A pesar de la indiscreción no pienso airear mis miserias a la pandilla de alcahuetas con las cuales trabajo. He caído muchas veces en el error de desgranarles detalles de mis relaciones por ver si ellas me ayudaban a cimentarlas, mas lejos de echarme una mano al corazón me sacudían el orgullo. 
–Pero hombre de Dios. Con esa calva y tu barriga, ¿a quién pretendes erotizar? –era una de las lindezas de mis compañeras.
–Hay tres que quieren conocerme. A mi frontispicio y a mí, listas.
–¿Les has mandado foto?
–Claro. Aunque… No he precisado el año.
Intuirán que mi caladero natural son las páginas de contactos. En ellas pesco lo que en las distancias cortas se me resiste, pues bien sea por mi locuacidad o por mi aspecto, la mayoría sale huyendo. Feo no parezco, aunque me temo que guapo tampoco. No obstante, tras analizarme con desafecto, he concluido que las mujeres prefieren el fuego de inducción al encendido rápido; por tanto mi espita de gas les abruma. Siempre fui muy ardiente, qué le voy a hacer.
Ahora entenderán el nudo de mi dolor: había encontrado a la mujer ideal. Y justo cuando estábamos a punto de dar el paso, su amor se ha convertido en una sombra. Me permito el guiño poético porque explicar que se ha quedado fiambre en veinticuatro horas desvela más que un CSI de madrugada. En verdad ser, ser, no éramos mucho. Pero podríamos haber llegado lejos.

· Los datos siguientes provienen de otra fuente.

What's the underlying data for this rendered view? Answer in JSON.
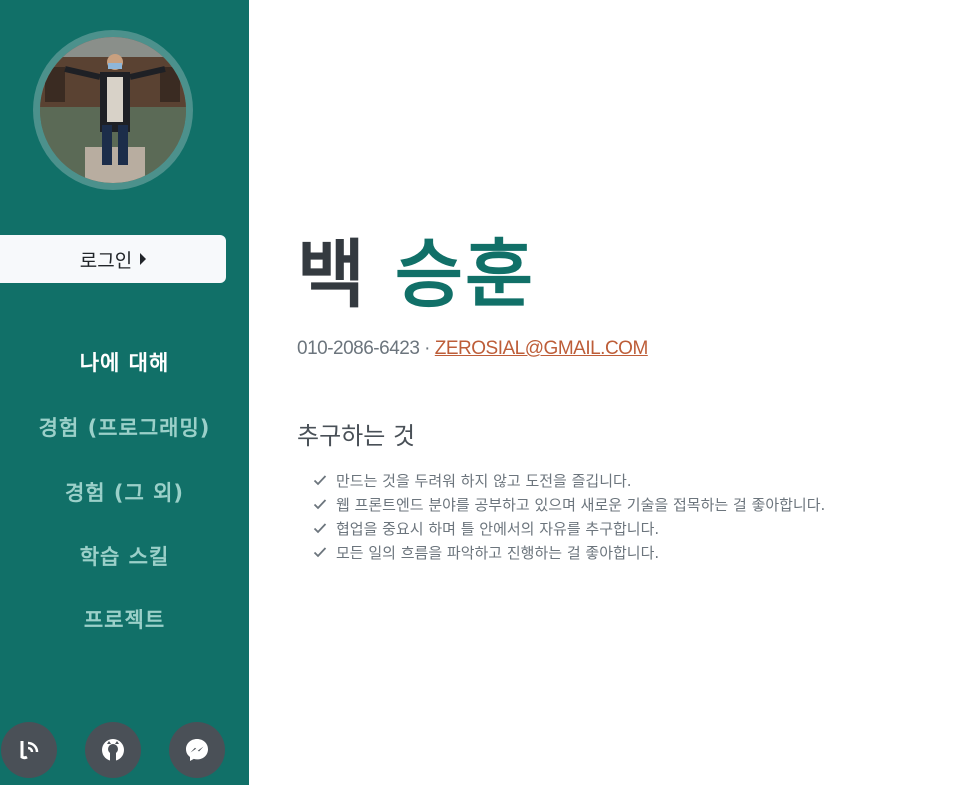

Sucedió la noche en que le iba a pedir el dedo, las piernas, la boca, lo que ella me diera a cambio de mi luna. Estaba sentado en una butaca, a la entrada del local, con mi corbata de estreno y un ramo de rosas tras el que no se me veía la cara, cuando un camarero se acercó y me dijo: “Preguntan por usted al teléfono”.
Con los móviles eso carece de sentido, porque los nuestros nos tienen localizados. De forma que a un restaurante solo te puede telefonear un ajeno, es decir la policía o Hacienda.
–Soy su hermana –se presentó una voz tan armoniosa como la de ella–. Sé que teniais una cita, pero no puede ir. Está en el hospital.
–¿Qué me estás contando? Dime en cuál, que voy para allá.
–No –replicó llorosa–. Es que…
–¿Qué pasa, mujer?
–Se ha muerto. No la verás nunca más. Lo siento –y colgó.
Ni siquiera aclaró el tanatorio, por lo menos para depositarle las rosas, que lucen bien en los entierros. Llamé a su móvil y, por supuesto, mi proyecto de novia no lo cogió.
Ahora la lloro al lado de la fotocopiadora, convencido de que no habrá otro roto igual que ella para mi descosido.
–Oye, ¿la última no tenía un lunar en la frente? –grita una de las arpías pegándose a la pantalla de su ordenador. Ya ni a los muertos respetan–. ¡Por eso anda como un alma en pena, chicas! La del lunar le ha dejado porque está conectada en Loveling ahora mismo.
Hay excusas chicas y medianas. A mí me ha tocado la colosal.